Indeed, for companies operating in the sector, the Middle East has long had potential as a key market for soup, particularly dehydrated brands such as market leaders Maggi and Knorr.

This is at least partly because bouillion, which is a basic form of soup, and chicken soup, are already well established parts of the diet for many Middle East families, as well as being traditional Ramadan foods.

But while the overall soup sector in the region is growing at around 10%, the industry is also changing, with the frequency of dehydrated soup consumption increasing across the year and a sharp rise in sales of new variants, according to Jan Piet Kesteren, vice president, marketing food and beverages, at Unilever Middle East. Unilever introduced its Knorr brand to the Middle East in November 2002, while Nestle's Maggi brand was already the market leader at the time, and both brands have since been instrumental in driving the category, according to Kesteren.

"The soup sector is doing very well in Arabia, especially among Arabs," he said. "In Saudi Arabia, growth is close to 10%, while in Kuwait it is also doing very well, which is good for a food category. We are happy with that. It is becoming more and more popular among Arab consumers, which is very good."

Kesteren added that while dehydrated soup dominates in the Middle East market, consumers are also buying soup more regularly and becoming increasingly adventurous in their tastes.

"If you look back 10 years it was almost only a chicken noodle market. That changed rapidly and more and more variants are coming in. More excitement is coming to the market place," he said.

"Chicken noodle is still the main variant but the contribution last year dropped by almost 8%, so that is significant. Other flavours and variants, including cream of chicken, mushroom, and vegetable are taking a bigger slice of the market.

"We introduced a couple of new variants last year as well, French onion and Chinese corn, which are doing very well. With the increasing consumption, people are looking for more and more variants. We try to increase the relevance of the category."

Furthermore, while soup consumption has traditionally been far higher during Ramadan, consumption is now increasing throughout the rest of the year as the main players try to increase the frequency of consumption. "Ramadan is still very important as a consumption period for soups but it's becoming wider, which is good," Kesteren said. "Soup is healthy, easy to prepare and it is very tasty. It must have a great future in this part of the world."

But despite the increasing popularity of soup, Kesteren insists that there is still plenty of room for expansion of the market.

"Soup consumption has quite a high penetration, so almost everyone is using it, but if you compare it to other countries in the world, the frequency levels are quite low.

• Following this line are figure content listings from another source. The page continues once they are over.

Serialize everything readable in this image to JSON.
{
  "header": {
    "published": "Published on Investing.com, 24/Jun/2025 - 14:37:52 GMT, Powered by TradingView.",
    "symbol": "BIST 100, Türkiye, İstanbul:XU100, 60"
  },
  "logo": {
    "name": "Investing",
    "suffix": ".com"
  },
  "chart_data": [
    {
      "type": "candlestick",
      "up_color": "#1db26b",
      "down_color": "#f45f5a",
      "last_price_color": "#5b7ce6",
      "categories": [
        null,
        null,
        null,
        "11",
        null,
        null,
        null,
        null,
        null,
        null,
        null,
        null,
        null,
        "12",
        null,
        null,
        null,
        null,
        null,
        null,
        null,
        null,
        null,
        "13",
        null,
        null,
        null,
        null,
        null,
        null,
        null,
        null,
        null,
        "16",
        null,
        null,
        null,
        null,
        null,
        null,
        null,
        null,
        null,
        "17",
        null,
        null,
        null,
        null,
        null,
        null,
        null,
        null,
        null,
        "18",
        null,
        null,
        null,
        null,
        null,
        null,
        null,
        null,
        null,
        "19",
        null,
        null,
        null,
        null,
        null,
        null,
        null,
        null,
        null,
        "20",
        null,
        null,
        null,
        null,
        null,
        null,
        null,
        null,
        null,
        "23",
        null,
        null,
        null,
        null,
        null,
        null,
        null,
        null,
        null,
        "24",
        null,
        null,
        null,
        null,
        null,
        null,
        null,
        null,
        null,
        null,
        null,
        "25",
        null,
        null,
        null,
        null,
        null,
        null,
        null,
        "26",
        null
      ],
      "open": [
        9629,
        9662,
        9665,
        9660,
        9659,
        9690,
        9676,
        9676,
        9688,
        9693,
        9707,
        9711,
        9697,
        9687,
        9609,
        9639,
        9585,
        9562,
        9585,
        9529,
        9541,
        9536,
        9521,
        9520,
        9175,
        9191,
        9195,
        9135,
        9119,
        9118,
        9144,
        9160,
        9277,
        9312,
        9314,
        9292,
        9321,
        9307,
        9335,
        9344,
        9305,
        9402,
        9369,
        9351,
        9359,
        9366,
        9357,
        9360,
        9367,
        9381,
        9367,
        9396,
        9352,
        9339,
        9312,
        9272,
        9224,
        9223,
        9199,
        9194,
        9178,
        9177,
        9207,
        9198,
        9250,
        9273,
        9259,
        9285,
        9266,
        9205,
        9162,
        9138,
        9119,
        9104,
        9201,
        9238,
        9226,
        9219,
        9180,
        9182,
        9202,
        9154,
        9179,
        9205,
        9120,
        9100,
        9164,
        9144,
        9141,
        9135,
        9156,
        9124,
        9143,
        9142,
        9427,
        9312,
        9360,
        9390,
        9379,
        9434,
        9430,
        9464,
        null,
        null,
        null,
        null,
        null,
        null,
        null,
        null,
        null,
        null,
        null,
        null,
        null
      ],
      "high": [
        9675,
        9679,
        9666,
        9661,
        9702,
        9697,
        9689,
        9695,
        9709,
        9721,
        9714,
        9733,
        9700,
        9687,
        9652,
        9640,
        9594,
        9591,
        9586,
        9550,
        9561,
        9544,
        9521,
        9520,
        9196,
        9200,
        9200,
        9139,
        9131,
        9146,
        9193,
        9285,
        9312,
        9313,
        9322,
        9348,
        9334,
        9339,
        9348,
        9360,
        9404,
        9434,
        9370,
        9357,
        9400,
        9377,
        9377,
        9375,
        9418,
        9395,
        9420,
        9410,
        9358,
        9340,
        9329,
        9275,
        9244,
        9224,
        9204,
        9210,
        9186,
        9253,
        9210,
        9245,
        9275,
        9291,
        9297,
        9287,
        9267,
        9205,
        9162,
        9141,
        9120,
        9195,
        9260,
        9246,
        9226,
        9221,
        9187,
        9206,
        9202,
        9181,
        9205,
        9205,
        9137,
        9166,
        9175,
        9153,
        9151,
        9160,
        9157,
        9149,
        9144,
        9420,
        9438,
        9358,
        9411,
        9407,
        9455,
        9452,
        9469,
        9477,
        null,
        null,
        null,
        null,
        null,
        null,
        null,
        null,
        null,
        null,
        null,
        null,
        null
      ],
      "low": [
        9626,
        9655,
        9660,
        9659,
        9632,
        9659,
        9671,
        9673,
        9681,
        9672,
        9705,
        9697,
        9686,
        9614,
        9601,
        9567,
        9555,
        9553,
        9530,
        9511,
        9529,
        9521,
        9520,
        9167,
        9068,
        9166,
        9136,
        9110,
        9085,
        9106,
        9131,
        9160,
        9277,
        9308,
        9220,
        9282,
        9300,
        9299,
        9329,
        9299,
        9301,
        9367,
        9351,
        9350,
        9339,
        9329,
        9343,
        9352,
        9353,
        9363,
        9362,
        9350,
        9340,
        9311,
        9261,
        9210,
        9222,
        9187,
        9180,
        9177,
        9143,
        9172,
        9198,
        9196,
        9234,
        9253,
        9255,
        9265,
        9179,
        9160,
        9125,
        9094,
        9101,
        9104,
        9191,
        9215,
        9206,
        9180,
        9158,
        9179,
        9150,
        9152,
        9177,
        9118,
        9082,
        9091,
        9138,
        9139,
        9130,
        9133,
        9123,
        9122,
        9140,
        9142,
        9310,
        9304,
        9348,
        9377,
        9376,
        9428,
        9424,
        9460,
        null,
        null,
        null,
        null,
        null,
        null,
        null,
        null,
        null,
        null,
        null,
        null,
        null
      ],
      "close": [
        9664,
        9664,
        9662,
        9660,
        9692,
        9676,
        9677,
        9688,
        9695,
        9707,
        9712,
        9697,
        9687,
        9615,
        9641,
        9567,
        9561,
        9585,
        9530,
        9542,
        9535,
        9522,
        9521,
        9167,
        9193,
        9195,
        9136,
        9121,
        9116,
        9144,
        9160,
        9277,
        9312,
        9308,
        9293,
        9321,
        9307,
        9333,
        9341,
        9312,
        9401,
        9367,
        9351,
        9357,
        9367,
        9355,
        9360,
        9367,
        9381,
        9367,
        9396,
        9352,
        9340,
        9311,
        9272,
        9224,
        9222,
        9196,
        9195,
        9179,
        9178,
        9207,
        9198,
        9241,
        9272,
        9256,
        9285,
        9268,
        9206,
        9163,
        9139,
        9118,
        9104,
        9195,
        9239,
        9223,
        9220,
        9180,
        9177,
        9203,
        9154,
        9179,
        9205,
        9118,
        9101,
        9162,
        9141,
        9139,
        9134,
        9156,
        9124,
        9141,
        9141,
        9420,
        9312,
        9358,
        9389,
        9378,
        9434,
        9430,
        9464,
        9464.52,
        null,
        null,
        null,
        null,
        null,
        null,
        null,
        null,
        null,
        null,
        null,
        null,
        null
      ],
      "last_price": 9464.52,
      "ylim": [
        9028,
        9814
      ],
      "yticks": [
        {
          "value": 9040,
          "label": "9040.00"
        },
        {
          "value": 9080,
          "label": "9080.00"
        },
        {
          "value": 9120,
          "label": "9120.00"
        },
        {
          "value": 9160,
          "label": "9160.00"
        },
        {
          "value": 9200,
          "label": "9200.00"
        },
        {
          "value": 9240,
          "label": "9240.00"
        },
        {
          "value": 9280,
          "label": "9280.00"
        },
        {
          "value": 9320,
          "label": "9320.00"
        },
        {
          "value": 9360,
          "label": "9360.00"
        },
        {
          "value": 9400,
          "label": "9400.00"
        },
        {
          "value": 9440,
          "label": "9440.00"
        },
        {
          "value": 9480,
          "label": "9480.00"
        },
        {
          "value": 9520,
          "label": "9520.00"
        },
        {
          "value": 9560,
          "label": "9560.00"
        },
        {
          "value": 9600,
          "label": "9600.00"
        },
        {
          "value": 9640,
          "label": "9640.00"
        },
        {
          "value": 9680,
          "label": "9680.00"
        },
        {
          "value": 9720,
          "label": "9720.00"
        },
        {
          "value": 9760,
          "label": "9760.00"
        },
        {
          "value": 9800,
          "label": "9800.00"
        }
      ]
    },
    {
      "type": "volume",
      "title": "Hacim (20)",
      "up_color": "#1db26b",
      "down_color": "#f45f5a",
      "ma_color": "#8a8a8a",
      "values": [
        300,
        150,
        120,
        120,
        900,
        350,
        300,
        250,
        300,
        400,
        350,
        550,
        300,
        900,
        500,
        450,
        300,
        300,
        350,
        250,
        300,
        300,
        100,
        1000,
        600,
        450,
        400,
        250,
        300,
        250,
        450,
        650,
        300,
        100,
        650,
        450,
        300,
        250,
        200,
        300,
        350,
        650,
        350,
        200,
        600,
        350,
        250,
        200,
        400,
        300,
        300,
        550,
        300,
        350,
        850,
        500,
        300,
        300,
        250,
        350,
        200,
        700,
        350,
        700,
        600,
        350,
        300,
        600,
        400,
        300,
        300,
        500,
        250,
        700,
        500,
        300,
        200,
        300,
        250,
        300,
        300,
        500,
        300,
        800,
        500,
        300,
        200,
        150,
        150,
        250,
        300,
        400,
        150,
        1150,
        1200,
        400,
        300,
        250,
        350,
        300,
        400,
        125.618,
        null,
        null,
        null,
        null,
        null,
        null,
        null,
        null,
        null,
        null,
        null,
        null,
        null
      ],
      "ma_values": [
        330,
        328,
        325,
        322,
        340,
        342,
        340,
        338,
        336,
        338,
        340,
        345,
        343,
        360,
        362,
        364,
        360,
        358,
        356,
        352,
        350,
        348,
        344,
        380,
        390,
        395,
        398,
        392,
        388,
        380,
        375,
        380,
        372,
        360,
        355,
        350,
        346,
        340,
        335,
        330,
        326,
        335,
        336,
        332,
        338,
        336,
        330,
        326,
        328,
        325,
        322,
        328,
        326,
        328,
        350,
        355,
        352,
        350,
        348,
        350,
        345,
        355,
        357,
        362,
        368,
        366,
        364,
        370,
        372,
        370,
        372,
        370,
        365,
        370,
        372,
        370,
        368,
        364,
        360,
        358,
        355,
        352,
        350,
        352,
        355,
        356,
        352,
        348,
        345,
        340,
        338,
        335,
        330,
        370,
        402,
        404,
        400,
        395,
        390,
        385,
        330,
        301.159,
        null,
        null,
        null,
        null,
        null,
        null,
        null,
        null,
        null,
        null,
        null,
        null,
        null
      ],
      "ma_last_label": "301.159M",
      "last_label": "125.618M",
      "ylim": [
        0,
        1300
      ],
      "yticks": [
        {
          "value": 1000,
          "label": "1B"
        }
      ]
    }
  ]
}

"So the starting point was chicken noodle soup during Ramadan and what we have tried to do is bring more local variants and try to bring that across the year," he said.

The low frequency level of soup consumption in the region is perhaps demonstrated by Heinz's current lack of interest in the sector in the UAE. The company does not import canned soup to the UAE itself, although its distributor for country, Al Seer, does import some lines on an ad-hoc basis, according to Kunal Dhawan, a category manager at Heinz.

"The cost of our soups is quite high compared to the powdered ones. I think it is an attitude change that will take time to happen," he said. "We don't really focus on the soups at the moment. We may do in the future. At this moment in time we have other priorities, such as ketchups, condiments."

However, for Unilever, the relatively low frequency of consumption remains an advantage. Unilever recently launched a cup-a-soup, which is intended to expand soup consumption into other areas of people's daily lives, such as work time.

But while dehydrated soups remain a firm favourite among the region's Arab population, Western expatriates are helping to drive a small but growing market for canned soups, although this is mainly limited to the UAE, and sales remain small compared with dehydrated soup.

"In Kuwait, dehydrated soup accounts for about 97% of the market. The UAE is also about 80%, and Saudi Arabia is 96%," Kesteren said.

"The UAE is different because of a higher expatriate population bringing canned soups from other countries," he added.